Robust and Sample Optimal Algorithms for PSD Low-Rank Approximation

Recently, Musco and Woodruff (FOCS, 2017) showed that given an $n \times n$ positive semidefinite (PSD) matrix $A$, it is possible to compute a $(1+ε)$-approximate relative-error low-rank approximation to $A$ by querying $O(nk/ε^{2.5})$ entries of $A$ in time $O(nk/ε^{2.5} +n k^{ω-1}/ε^{2(ω-1)})$. They also showed that any relative-error low-rank approximation algorithm must query $Ω(nk/ε)$ entries of $A$, this gap has since remained open. Our main result is to resolve this question by obtaining an optimal algorithm that queries $O(nk/ε)$ entries of $A$ and outputs a relative-error low-rank approximation in $O(n(k/ε)^{ω-1})$ time. Note, our running time improves that of Musco and Woodruff, and matches the information-theoretic lower bound if the matrix-multiplication exponent $ω$ is $2$. We then extend our techniques to negative-type distance matrices. Bakshi and Woodruff (NeurIPS, 2018) showed a bi-criteria, relative-error low-rank approximation which queries $O(nk/ε^{2.5})$ entries and outputs a rank-$(k+4)$ matrix. We show that the bi-criteria guarantee is not necessary and obtain an $O(nk/ε)$ query algorithm, which is optimal.
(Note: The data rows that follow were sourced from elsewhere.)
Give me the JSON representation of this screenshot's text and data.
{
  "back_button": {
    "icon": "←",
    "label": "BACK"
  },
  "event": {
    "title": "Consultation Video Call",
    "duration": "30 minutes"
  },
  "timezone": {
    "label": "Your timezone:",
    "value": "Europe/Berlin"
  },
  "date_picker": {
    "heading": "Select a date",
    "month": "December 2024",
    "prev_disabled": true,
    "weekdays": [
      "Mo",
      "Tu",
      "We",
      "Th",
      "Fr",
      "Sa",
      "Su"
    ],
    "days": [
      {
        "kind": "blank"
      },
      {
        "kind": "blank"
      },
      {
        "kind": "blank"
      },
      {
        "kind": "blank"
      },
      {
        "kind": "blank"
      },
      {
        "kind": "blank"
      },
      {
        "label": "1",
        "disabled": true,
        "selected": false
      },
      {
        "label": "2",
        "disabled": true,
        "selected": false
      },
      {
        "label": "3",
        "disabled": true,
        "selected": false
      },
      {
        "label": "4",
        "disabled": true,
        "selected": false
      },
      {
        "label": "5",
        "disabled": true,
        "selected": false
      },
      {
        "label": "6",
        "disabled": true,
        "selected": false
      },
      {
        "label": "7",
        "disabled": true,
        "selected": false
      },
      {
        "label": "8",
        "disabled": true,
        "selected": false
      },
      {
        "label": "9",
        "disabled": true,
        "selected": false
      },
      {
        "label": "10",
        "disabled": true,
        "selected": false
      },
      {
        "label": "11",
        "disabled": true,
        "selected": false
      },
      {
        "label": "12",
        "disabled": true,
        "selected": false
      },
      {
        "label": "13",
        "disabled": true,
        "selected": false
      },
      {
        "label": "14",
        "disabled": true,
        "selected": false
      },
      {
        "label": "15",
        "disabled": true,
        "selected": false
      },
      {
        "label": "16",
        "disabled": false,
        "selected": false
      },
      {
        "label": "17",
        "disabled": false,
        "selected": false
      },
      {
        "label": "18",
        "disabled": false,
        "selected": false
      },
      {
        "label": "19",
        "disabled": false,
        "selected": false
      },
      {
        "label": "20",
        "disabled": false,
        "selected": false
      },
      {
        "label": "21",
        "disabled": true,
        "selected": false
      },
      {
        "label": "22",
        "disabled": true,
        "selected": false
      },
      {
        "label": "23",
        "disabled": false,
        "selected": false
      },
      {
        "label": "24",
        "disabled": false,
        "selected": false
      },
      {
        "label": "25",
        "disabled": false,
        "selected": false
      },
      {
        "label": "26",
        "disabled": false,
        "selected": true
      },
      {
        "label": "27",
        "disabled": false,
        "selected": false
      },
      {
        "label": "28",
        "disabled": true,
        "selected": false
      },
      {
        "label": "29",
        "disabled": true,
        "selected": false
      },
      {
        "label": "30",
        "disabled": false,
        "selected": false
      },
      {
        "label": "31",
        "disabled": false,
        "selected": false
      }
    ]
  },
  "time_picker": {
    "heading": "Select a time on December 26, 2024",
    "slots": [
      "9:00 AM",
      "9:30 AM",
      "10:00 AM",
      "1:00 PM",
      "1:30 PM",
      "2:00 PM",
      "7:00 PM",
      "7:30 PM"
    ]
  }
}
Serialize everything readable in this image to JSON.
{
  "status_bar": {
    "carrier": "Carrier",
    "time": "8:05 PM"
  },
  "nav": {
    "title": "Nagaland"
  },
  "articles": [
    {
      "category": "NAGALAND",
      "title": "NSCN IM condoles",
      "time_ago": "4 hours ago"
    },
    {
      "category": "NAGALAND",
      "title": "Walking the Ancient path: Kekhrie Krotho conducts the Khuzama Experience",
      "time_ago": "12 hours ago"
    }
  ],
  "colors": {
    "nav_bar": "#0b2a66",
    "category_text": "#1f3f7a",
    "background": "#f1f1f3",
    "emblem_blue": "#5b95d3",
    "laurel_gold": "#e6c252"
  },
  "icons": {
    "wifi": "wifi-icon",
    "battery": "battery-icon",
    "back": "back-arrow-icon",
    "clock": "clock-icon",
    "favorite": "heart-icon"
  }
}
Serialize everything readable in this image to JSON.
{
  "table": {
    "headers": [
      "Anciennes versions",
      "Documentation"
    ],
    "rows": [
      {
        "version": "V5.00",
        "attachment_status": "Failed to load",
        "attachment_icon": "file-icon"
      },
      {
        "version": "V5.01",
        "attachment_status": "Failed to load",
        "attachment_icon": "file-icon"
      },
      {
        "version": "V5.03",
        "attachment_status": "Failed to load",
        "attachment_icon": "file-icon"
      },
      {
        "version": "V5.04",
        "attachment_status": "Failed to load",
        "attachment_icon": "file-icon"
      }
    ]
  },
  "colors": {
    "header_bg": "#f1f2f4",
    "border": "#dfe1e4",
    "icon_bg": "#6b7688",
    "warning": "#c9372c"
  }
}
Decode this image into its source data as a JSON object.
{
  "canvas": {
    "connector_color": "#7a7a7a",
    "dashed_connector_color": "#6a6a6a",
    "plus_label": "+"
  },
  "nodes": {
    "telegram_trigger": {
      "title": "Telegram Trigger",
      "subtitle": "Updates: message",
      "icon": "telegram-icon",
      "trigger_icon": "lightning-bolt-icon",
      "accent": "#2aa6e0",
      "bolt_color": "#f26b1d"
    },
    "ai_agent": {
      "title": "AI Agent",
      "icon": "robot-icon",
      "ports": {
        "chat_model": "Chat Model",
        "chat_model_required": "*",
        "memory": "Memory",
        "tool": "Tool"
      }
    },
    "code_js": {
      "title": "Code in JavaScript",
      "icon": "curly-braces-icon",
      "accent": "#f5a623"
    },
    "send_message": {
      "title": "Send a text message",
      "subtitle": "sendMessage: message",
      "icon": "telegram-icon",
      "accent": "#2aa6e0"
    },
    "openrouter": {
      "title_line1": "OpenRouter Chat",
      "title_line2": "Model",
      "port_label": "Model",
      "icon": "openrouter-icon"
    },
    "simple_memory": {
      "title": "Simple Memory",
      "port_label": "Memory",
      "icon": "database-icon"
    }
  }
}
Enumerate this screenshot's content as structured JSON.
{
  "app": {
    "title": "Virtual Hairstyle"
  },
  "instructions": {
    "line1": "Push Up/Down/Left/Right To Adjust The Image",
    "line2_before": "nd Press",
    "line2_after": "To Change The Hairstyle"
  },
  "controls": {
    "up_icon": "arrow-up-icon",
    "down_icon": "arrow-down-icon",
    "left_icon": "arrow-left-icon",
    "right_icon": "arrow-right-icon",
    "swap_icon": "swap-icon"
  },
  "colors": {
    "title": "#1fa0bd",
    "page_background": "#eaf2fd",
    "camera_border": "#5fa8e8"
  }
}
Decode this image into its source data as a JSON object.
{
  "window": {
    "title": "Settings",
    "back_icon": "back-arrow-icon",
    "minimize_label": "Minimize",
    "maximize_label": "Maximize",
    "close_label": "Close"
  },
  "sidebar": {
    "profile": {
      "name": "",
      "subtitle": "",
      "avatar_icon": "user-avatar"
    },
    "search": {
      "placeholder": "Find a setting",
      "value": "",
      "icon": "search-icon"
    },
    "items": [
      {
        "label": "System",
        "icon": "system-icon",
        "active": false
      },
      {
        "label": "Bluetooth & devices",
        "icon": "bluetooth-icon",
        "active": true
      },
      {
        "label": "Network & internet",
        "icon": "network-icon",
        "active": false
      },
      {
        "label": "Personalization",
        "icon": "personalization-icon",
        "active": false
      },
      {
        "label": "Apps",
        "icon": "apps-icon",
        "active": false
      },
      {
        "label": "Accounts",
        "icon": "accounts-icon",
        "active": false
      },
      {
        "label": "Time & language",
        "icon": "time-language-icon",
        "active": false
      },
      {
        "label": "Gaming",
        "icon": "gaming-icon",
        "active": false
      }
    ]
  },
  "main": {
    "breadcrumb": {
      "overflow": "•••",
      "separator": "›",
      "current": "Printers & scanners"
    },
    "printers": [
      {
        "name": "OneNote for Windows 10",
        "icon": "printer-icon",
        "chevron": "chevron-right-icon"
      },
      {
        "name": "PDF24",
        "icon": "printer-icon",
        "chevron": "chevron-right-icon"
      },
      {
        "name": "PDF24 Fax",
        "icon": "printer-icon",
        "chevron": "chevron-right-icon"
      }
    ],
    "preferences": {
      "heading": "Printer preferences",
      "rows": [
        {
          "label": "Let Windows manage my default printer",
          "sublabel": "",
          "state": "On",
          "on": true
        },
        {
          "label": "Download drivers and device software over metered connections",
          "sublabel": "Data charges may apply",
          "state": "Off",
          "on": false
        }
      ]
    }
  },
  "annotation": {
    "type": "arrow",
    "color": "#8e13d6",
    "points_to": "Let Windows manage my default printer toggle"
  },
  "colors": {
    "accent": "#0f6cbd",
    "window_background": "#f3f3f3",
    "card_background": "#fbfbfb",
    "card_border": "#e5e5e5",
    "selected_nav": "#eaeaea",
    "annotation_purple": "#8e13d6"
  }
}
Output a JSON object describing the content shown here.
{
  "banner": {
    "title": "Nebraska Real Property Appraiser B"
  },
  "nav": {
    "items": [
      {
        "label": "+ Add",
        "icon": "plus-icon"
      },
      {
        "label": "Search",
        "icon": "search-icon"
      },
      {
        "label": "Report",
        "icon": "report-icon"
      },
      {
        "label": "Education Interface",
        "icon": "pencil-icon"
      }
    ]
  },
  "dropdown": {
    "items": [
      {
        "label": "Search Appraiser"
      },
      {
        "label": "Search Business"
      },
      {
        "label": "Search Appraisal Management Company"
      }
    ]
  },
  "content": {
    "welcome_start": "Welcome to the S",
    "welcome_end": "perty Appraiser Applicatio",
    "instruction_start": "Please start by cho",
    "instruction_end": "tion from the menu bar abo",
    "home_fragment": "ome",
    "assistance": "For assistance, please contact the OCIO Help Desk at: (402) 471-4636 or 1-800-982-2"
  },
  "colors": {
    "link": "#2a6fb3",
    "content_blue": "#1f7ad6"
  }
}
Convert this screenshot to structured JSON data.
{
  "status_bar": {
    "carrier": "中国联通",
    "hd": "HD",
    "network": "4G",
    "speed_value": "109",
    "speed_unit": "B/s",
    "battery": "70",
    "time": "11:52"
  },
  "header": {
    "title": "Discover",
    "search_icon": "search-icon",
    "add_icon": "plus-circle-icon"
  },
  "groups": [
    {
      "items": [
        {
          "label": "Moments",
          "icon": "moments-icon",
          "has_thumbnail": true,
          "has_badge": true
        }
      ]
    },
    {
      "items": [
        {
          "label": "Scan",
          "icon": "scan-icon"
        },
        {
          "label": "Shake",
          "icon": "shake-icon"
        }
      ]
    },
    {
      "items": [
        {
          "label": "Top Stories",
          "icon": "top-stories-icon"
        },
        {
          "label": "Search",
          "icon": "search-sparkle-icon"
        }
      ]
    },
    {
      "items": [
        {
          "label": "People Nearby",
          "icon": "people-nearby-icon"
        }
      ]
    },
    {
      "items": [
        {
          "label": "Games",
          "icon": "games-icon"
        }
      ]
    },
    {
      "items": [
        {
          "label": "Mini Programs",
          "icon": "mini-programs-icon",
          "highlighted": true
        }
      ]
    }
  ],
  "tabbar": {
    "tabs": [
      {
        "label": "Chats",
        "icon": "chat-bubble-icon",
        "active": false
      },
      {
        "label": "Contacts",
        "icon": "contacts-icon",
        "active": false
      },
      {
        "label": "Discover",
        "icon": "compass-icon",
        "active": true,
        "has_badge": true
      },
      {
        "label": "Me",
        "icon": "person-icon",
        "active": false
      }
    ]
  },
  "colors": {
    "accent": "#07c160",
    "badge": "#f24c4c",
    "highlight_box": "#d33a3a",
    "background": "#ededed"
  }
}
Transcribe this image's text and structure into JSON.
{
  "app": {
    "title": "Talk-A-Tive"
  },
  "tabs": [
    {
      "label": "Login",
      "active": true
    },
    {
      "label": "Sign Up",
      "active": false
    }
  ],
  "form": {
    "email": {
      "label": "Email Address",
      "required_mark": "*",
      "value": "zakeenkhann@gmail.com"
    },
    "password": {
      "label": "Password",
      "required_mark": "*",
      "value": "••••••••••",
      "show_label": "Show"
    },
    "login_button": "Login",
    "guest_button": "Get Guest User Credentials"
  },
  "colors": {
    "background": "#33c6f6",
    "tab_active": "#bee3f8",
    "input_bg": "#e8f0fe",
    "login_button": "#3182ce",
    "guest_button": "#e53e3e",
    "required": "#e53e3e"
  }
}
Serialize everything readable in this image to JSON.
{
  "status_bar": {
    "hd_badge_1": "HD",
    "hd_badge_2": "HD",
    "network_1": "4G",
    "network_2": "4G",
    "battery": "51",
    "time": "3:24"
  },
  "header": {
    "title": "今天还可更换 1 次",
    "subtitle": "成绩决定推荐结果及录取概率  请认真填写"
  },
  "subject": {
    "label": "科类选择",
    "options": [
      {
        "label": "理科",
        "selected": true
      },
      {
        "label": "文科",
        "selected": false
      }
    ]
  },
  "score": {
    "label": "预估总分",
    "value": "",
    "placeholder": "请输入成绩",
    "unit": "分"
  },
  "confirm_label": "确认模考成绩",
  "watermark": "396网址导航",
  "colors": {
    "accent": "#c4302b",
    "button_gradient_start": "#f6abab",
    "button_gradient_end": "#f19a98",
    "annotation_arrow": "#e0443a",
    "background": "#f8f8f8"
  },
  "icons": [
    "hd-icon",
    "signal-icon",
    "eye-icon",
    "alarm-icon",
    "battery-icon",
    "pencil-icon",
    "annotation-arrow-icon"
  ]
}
Our algorithm applies to all distance matrices that arise from metrics satisfying negative-type inequalities, including $\ell_1, \ell_2,$ spherical metrics and hypermetrics. Next, we introduce a new robust low-rank approximation model which captures PSD matrices that have been corrupted with noise. While a sample complexity lower bound precludes sublinear algorithms for arbitrary PSD matrices, we provide the first sublinear time and query algorithms when the corruption on the diagonal entries is bounded. As a special case, we show sample-optimal sublinear time algorithms for low-rank approximation of correlation matrices corrupted by noise.